Mais la solution voulue par les sénateurs (une revalorisation graduée) et celle du gouvernement (une indemnité d'environ 1670 € qui pourra être augmentée jusque 2000 € par le conseil municipal) divergent. "Avec ce dispositif, on met le maire en difficulté. Il vaut mieux dire que la démocratie assume de mieux payer ses élus locaux, que d'obliger le maire à demander une augmentation, qu'il devra justifier ensuite devant ses administrés", met en garde Françoise Gatel.

"Esprit constructif"

L'heure de vérité est attendue autour du 12 décembre, quand devrait se réunir la commission mixte paritaire où siégeront 7 députés et 7 sénateurs qui tenteront de se mettre d'accord sur une version commune. La possibilité d'une fumée blanche est réelle : "On est quasiment sûr de parvenir à un accord", espère l'entourage de Sébastien Lecornu. "Nous avons un état d'esprit constructif, mais à condition que tout le monde se montre intelligent", prévient en retour Françoise Gatel.

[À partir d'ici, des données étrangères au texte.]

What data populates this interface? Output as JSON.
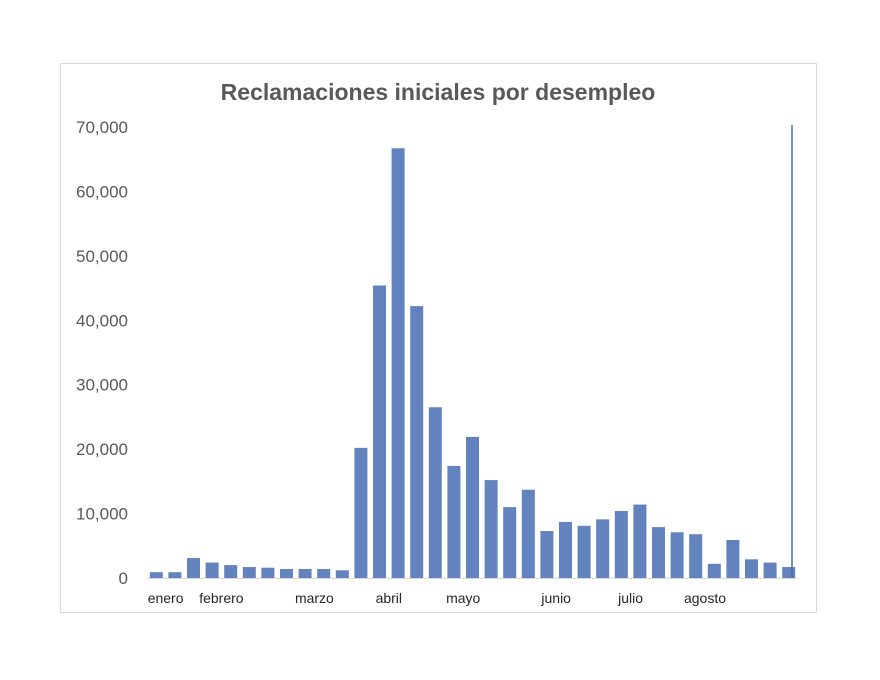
{
  "chart_data": {
    "type": "bar",
    "title": "Reclamaciones iniciales por desempleo",
    "xlabel": "",
    "ylabel": "",
    "ylim": [
      0,
      70000
    ],
    "yticks": [
      0,
      10000,
      20000,
      30000,
      40000,
      50000,
      60000,
      70000
    ],
    "ytick_labels": [
      "0",
      "10,000",
      "20,000",
      "30,000",
      "40,000",
      "50,000",
      "60,000",
      "70,000"
    ],
    "grid": false,
    "legend": "none",
    "bar_color": "#6383BF",
    "values": [
      900,
      900,
      3100,
      2400,
      2000,
      1700,
      1600,
      1400,
      1400,
      1400,
      1200,
      20200,
      45400,
      66700,
      42200,
      26500,
      17400,
      21900,
      15200,
      11000,
      13700,
      7300,
      8700,
      8100,
      9100,
      10400,
      11400,
      7900,
      7100,
      6800,
      2200,
      5900,
      2900,
      2400,
      1700
    ],
    "month_labels": [
      {
        "label": "enero",
        "index": 0.5
      },
      {
        "label": "febrero",
        "index": 3.5
      },
      {
        "label": "marzo",
        "index": 8.5
      },
      {
        "label": "abril",
        "index": 12.5
      },
      {
        "label": "mayo",
        "index": 16.5
      },
      {
        "label": "junio",
        "index": 21.5
      },
      {
        "label": "julio",
        "index": 25.5
      },
      {
        "label": "agosto",
        "index": 29.5
      }
    ]
  }
}
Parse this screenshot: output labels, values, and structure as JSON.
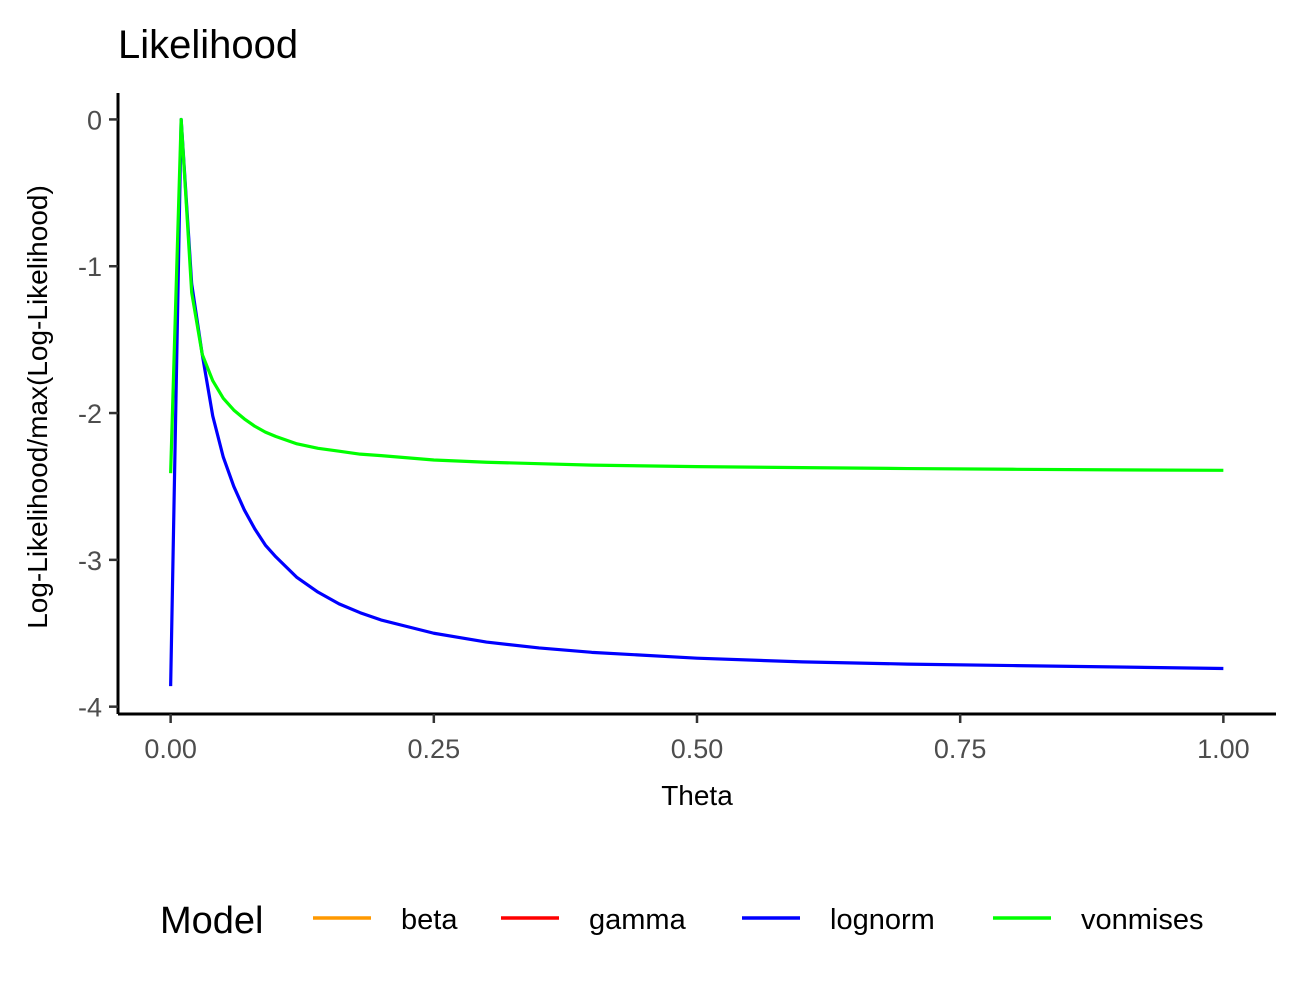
{
  "chart_data": {
    "type": "line",
    "title": "Likelihood",
    "xlabel": "Theta",
    "ylabel": "Log-Likelihood/max(Log-Likelihood)",
    "xlim": [
      -0.05,
      1.05
    ],
    "ylim": [
      -4.05,
      0.18
    ],
    "xticks": [
      "0.00",
      "0.25",
      "0.50",
      "0.75",
      "1.00"
    ],
    "xtick_values": [
      0,
      0.25,
      0.5,
      0.75,
      1.0
    ],
    "yticks": [
      "0",
      "-1",
      "-2",
      "-3",
      "-4"
    ],
    "ytick_values": [
      0,
      -1,
      -2,
      -3,
      -4
    ],
    "grid": false,
    "legend": {
      "title": "Model",
      "position": "bottom",
      "entries": [
        {
          "label": "beta",
          "color": "#FF9900"
        },
        {
          "label": "gamma",
          "color": "#FF0000"
        },
        {
          "label": "lognorm",
          "color": "#0000FF"
        },
        {
          "label": "vonmises",
          "color": "#00FF00"
        }
      ]
    },
    "series": [
      {
        "name": "lognorm",
        "color": "#0000FF",
        "x": [
          0.0,
          0.01,
          0.02,
          0.03,
          0.04,
          0.05,
          0.06,
          0.07,
          0.08,
          0.09,
          0.1,
          0.12,
          0.14,
          0.16,
          0.18,
          0.2,
          0.25,
          0.3,
          0.35,
          0.4,
          0.5,
          0.6,
          0.7,
          0.8,
          0.9,
          1.0
        ],
        "y": [
          -3.86,
          0.0,
          -1.12,
          -1.6,
          -2.02,
          -2.3,
          -2.5,
          -2.66,
          -2.79,
          -2.9,
          -2.98,
          -3.12,
          -3.22,
          -3.3,
          -3.36,
          -3.41,
          -3.5,
          -3.56,
          -3.6,
          -3.63,
          -3.67,
          -3.695,
          -3.71,
          -3.72,
          -3.73,
          -3.74
        ]
      },
      {
        "name": "vonmises",
        "color": "#00FF00",
        "x": [
          0.0,
          0.01,
          0.02,
          0.03,
          0.04,
          0.05,
          0.06,
          0.07,
          0.08,
          0.09,
          0.1,
          0.12,
          0.14,
          0.16,
          0.18,
          0.2,
          0.25,
          0.3,
          0.35,
          0.4,
          0.5,
          0.6,
          0.7,
          0.8,
          0.9,
          1.0
        ],
        "y": [
          -2.41,
          0.0,
          -1.18,
          -1.6,
          -1.78,
          -1.9,
          -1.98,
          -2.04,
          -2.09,
          -2.13,
          -2.16,
          -2.21,
          -2.24,
          -2.26,
          -2.28,
          -2.29,
          -2.32,
          -2.335,
          -2.345,
          -2.355,
          -2.365,
          -2.372,
          -2.378,
          -2.383,
          -2.387,
          -2.39
        ]
      }
    ]
  }
}
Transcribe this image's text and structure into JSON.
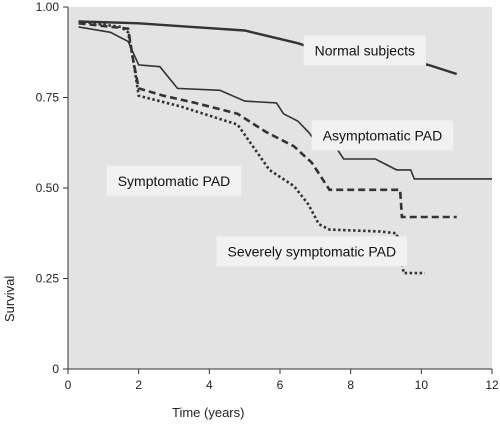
{
  "chart_data": {
    "type": "line",
    "title": "",
    "xlabel": "Time (years)",
    "ylabel": "Survival",
    "xlim": [
      0,
      12
    ],
    "ylim": [
      0,
      1.0
    ],
    "x_ticks": [
      0,
      2,
      4,
      6,
      8,
      10,
      12
    ],
    "x_tick_labels": [
      "0",
      "2",
      "4",
      "6",
      "8",
      "10",
      "12"
    ],
    "y_ticks": [
      0,
      0.25,
      0.5,
      0.75,
      1.0
    ],
    "y_tick_labels": [
      "0",
      "0.25",
      "0.50",
      "0.75",
      "1.00"
    ],
    "grid": false,
    "background": "#e3e3e3",
    "series": [
      {
        "name": "Normal subjects",
        "style": "solid",
        "stroke_width": 2.4,
        "color": "#333333",
        "points": [
          [
            0.3,
            0.96
          ],
          [
            2.0,
            0.955
          ],
          [
            3.5,
            0.945
          ],
          [
            5.0,
            0.935
          ],
          [
            6.5,
            0.9
          ],
          [
            7.3,
            0.875
          ],
          [
            8.5,
            0.865
          ],
          [
            9.5,
            0.855
          ],
          [
            10.2,
            0.84
          ],
          [
            11.0,
            0.815
          ]
        ]
      },
      {
        "name": "Asymptomatic PAD",
        "style": "solid",
        "stroke_width": 1.6,
        "color": "#333333",
        "points": [
          [
            0.3,
            0.945
          ],
          [
            1.2,
            0.93
          ],
          [
            1.7,
            0.905
          ],
          [
            2.0,
            0.84
          ],
          [
            2.6,
            0.835
          ],
          [
            3.1,
            0.775
          ],
          [
            4.3,
            0.77
          ],
          [
            5.0,
            0.74
          ],
          [
            5.9,
            0.735
          ],
          [
            6.1,
            0.705
          ],
          [
            6.5,
            0.685
          ],
          [
            6.8,
            0.655
          ],
          [
            7.0,
            0.63
          ],
          [
            7.5,
            0.625
          ],
          [
            7.8,
            0.58
          ],
          [
            8.7,
            0.58
          ],
          [
            9.0,
            0.565
          ],
          [
            9.3,
            0.55
          ],
          [
            9.7,
            0.55
          ],
          [
            9.8,
            0.525
          ],
          [
            12.0,
            0.525
          ]
        ]
      },
      {
        "name": "Symptomatic PAD",
        "style": "dashed",
        "stroke_width": 2.6,
        "color": "#333333",
        "points": [
          [
            0.3,
            0.955
          ],
          [
            1.7,
            0.94
          ],
          [
            1.85,
            0.85
          ],
          [
            2.0,
            0.775
          ],
          [
            2.7,
            0.755
          ],
          [
            3.6,
            0.735
          ],
          [
            4.8,
            0.705
          ],
          [
            5.6,
            0.655
          ],
          [
            6.4,
            0.615
          ],
          [
            6.9,
            0.57
          ],
          [
            7.2,
            0.525
          ],
          [
            7.4,
            0.495
          ],
          [
            9.4,
            0.495
          ],
          [
            9.45,
            0.42
          ],
          [
            11.0,
            0.42
          ]
        ]
      },
      {
        "name": "Severely symptomatic PAD",
        "style": "dotted",
        "stroke_width": 2.6,
        "color": "#333333",
        "points": [
          [
            0.3,
            0.96
          ],
          [
            1.5,
            0.945
          ],
          [
            1.7,
            0.93
          ],
          [
            1.85,
            0.85
          ],
          [
            2.0,
            0.755
          ],
          [
            3.2,
            0.725
          ],
          [
            4.8,
            0.675
          ],
          [
            5.7,
            0.55
          ],
          [
            6.4,
            0.505
          ],
          [
            6.8,
            0.455
          ],
          [
            7.1,
            0.4
          ],
          [
            7.4,
            0.385
          ],
          [
            8.8,
            0.38
          ],
          [
            9.3,
            0.375
          ],
          [
            9.5,
            0.265
          ],
          [
            10.1,
            0.265
          ]
        ]
      }
    ],
    "annotations": [
      {
        "text": "Normal subjects",
        "x": 8.4,
        "y": 0.88
      },
      {
        "text": "Asymptomatic PAD",
        "x": 8.9,
        "y": 0.645
      },
      {
        "text": "Symptomatic PAD",
        "x": 3.0,
        "y": 0.52
      },
      {
        "text": "Severely symptomatic PAD",
        "x": 6.9,
        "y": 0.325
      }
    ]
  }
}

Le gouvernement espère faire adopter définitivement son texte avant la fin de l'année et le début de la campagne des municipales. Or, un échec reporterait une nouvelle lecture à début 2020 à cause d'un calendrier parlementaire déjà chargé. Outre l'éventuelle bonne volonté des sénateurs dans cette dernière ligne droite, l'exécutif pourra aussi compter sur les statistiques puisque la plupart des lois ont été adoptées après un accord entre l'Assemblée nationale et le Sénat depuis le début du quinquennat.